The "I'm a carnivore" people are always who you expect. People who try really hard to appear badass while at the same time are triggered by vegetarians and vegans
I know a couple of people who went from vegan to a raw meat diets. The common thread is lifelong digestive issues leading to an obsession with what they put in their bodies and a constant stream of different dietary 'cures' that never quite work.
A diet which literally no humans have ever followed voluntarily before the 21st century (absolutely all people who lived where edible plants grew ate plants).
Yes, you can survive off animal products alone. If you eat all the icky parts, too.
No one knows what that does to your life expectancy, though. That was pretty irrelevant for stone age arctic cave dwellers, as long as they managed to reproduce when they were 16.
And no, that's not in any way a sensible diet for the time we live in right now.
Avoid pretty much any fad diet. Stick with current best practices, in conjunction with your physician.
Best practices do change, and there's still going to be manipulation of it all by people with an axe to grind, but it's still going to average out as better as long as you actually pay attention to current best practices.
Yeah, that also means your have to pay attention to the reliability of education and certification of doctors, but you should also be doing that anyway.
Wow, even the LSD guy was in on it.
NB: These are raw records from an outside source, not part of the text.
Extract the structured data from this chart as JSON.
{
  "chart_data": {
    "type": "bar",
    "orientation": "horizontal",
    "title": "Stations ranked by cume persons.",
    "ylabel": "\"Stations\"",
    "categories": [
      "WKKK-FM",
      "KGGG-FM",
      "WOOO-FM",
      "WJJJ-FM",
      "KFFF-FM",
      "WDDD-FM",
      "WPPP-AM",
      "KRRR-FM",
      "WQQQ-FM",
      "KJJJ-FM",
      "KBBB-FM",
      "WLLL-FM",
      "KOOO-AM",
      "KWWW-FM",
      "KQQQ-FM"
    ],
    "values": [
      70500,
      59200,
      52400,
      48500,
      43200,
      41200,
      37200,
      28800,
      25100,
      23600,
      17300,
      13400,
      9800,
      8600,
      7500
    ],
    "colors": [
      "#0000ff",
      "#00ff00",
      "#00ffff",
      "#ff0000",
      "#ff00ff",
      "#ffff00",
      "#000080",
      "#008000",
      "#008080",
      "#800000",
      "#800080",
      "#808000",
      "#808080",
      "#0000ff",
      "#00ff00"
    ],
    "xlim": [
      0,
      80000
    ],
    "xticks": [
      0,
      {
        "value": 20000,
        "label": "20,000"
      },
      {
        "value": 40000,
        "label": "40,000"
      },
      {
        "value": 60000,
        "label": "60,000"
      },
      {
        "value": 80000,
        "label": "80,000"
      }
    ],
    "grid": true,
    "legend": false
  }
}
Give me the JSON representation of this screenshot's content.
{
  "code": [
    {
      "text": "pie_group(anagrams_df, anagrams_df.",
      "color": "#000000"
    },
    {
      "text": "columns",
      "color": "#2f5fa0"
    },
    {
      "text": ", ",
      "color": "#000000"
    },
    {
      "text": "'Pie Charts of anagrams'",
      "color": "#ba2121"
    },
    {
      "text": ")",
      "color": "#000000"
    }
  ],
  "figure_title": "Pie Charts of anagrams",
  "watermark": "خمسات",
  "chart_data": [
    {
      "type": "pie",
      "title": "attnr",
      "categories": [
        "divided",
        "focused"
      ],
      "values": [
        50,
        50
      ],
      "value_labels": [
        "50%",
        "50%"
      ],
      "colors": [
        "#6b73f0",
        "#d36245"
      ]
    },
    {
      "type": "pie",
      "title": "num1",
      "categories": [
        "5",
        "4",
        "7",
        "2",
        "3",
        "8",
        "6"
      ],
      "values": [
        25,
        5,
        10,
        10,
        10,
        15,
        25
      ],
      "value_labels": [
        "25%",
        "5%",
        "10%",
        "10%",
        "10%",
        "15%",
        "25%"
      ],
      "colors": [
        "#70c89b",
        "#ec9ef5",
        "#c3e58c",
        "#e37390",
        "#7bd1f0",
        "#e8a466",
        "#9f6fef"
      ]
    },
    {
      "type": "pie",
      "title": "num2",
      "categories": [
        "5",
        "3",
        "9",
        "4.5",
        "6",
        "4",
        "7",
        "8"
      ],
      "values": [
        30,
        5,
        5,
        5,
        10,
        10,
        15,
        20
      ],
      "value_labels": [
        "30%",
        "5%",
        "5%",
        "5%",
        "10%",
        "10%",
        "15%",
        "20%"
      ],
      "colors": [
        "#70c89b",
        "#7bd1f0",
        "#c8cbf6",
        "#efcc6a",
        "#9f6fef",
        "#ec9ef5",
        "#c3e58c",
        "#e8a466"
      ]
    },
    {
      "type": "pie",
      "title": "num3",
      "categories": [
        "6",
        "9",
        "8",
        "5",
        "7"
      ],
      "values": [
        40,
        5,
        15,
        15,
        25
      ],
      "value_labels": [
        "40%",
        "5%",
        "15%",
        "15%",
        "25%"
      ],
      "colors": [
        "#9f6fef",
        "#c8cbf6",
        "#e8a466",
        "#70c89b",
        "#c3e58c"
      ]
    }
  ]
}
Talk about not getting high on your own supply.
Owsley Stanley ate a carnivorous diet for over fifty years, until he died in 2011.
From at least the mid-1960s until his death, Stanley practiced and advocated an all-meat diet, believing that humans are naturally carnivorous. He argued that rare red meat was a complete food and that a diet of such is optimal for human health and longevity. He held many radical opinions on biology and nutrition. He argued that the body could not store protein or fat as adipose tissue, but would instead be simply excreted if consumed in excess, and that only consumption of carbohydrates and sugars could make someone obese. He also theorized that diabetes was not technically a disease but actually the term for the damage wrought by insulin, and that adopting a zero carb diet would treat this so-called disease.